“Your standards
are too high”. If you’re mid-30s,
educated and single you probably hear this at family BBQ’s and any company
gatherings that take place after three rounds of drinks have been purchased. I
used to hear this all the time. Maybe the words are still being whispered by my
family but I simply store them in the section of my brain typically reserved
for the men who scream “yo ma what’s good”. Or, perhaps co-workers are still
trying to insert their opinions, but when they finish speaking I mentally relegate
them to the same category of grown folks who text like post spell check
teens. In either case the statement no
longer holds enough weight for me to adjust my standards. One foreseeable
divorce plus two meaningful but heartbreaking relationships equal new found
strong convictions on what I require from a relationship. Although the
unsolicited opinions regarding whom I choose to build with are no longer impactful
enough for me to change my standards,
I do at times re-examine them.

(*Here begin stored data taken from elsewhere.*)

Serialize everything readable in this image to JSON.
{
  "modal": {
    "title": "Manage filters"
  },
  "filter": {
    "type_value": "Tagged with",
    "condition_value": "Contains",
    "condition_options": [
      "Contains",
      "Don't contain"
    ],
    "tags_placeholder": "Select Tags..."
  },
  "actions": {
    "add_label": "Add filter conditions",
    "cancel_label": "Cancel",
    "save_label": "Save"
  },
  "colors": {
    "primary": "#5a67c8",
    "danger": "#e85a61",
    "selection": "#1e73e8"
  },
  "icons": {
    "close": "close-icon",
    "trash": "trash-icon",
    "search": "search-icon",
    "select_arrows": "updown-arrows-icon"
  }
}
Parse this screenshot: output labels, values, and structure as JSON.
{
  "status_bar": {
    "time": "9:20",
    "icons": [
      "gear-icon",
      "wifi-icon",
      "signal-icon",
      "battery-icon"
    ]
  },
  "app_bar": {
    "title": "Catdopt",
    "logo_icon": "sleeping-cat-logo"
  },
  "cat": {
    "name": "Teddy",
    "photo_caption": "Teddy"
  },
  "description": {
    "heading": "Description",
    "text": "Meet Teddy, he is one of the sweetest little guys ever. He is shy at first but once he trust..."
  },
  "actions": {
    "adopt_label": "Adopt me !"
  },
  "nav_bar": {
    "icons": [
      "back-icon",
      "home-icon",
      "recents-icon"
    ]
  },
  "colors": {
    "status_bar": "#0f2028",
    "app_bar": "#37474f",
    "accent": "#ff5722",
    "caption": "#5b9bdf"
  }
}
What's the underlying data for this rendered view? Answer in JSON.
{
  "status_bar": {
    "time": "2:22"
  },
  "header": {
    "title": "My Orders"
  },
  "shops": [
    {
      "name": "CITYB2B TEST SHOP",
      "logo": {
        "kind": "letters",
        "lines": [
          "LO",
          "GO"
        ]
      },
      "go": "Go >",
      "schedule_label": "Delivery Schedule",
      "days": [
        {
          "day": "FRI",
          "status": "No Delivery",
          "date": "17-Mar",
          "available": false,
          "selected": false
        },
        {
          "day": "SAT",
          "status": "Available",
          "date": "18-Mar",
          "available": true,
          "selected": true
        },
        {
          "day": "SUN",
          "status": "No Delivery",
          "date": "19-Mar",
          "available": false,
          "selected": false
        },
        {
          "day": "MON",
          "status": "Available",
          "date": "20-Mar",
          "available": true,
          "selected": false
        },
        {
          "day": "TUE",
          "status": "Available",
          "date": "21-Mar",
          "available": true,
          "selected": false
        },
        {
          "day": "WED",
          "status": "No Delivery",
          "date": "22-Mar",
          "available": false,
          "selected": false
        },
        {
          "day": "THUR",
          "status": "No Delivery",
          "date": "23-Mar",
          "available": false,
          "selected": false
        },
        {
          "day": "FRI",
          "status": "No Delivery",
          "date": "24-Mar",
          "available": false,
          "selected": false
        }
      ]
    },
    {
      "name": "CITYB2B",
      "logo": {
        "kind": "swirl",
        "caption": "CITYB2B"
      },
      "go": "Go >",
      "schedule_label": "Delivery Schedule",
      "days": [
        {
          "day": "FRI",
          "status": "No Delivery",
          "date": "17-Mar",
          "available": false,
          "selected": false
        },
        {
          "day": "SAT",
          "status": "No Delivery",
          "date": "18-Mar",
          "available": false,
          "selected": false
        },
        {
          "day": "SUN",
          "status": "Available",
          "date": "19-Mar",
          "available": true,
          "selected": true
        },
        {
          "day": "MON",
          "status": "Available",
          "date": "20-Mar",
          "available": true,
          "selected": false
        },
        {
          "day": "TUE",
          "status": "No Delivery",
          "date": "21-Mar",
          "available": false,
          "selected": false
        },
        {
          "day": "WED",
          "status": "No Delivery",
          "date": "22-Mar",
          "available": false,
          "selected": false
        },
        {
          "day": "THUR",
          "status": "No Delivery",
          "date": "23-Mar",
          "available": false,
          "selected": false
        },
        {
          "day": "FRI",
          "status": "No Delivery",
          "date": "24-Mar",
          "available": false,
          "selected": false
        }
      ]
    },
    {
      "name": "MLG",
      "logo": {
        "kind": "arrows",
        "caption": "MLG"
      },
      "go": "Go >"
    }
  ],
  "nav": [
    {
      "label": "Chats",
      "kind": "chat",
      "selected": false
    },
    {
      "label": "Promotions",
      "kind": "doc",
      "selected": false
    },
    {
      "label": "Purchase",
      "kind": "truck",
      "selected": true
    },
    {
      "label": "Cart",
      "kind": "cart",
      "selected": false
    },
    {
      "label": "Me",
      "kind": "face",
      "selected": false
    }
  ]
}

Upon close examination this is what I conclude;
based on the power that’s invested in me by the state of Shanita I hereby declare
my standards……... SIMPLE and MINE. No
further approval needed.
To the one dimensional person my
standards or “type” may seem hard to understand. I won’t go around providing
justification for my standards or seeking permission. Yet, for the curios I
will provide situational examples. I want a man with extensions in his hair,
bamboo earrings…at least two pairs. Nah I’m joking. But I’m an artist so I’m
sensitive about my standards, so let me hit you with the real stuff. I want my potential
mate and I to discuss some historical opposing views in black intellectualism
and culture. Like, I want to know where he stands when it comes to the views of
DuBois vs Garvey and what’s his opinion on
the fact that Nas eithered Jay-Z, the lyrical battle between Jay and
Nas. When we go to family game night and play Taboo and the question requires
participants to name a deadly weapon that starts with the letter “S” and my
cousin gives the winning answer by yelling SHANK, I need him to not be
confused. When the games are over and he digs into his spaghetti and it’s kool-aid
sweet, he has to just keep eating. Oh, and don’t judge me when I say it took me
three days to read that latest piece by Michael Eric Dyson and that I secretly watched the entire season
of Empire. Not sure if these standards
are “too much or too little” for most. All I know is that they are mine. Jay got it right when he said “I don’t want
much, just a nice, smart dude cool enough to eat some hood food”. Wait…… I
think that was me. In any event. Still simple standards. Still mine.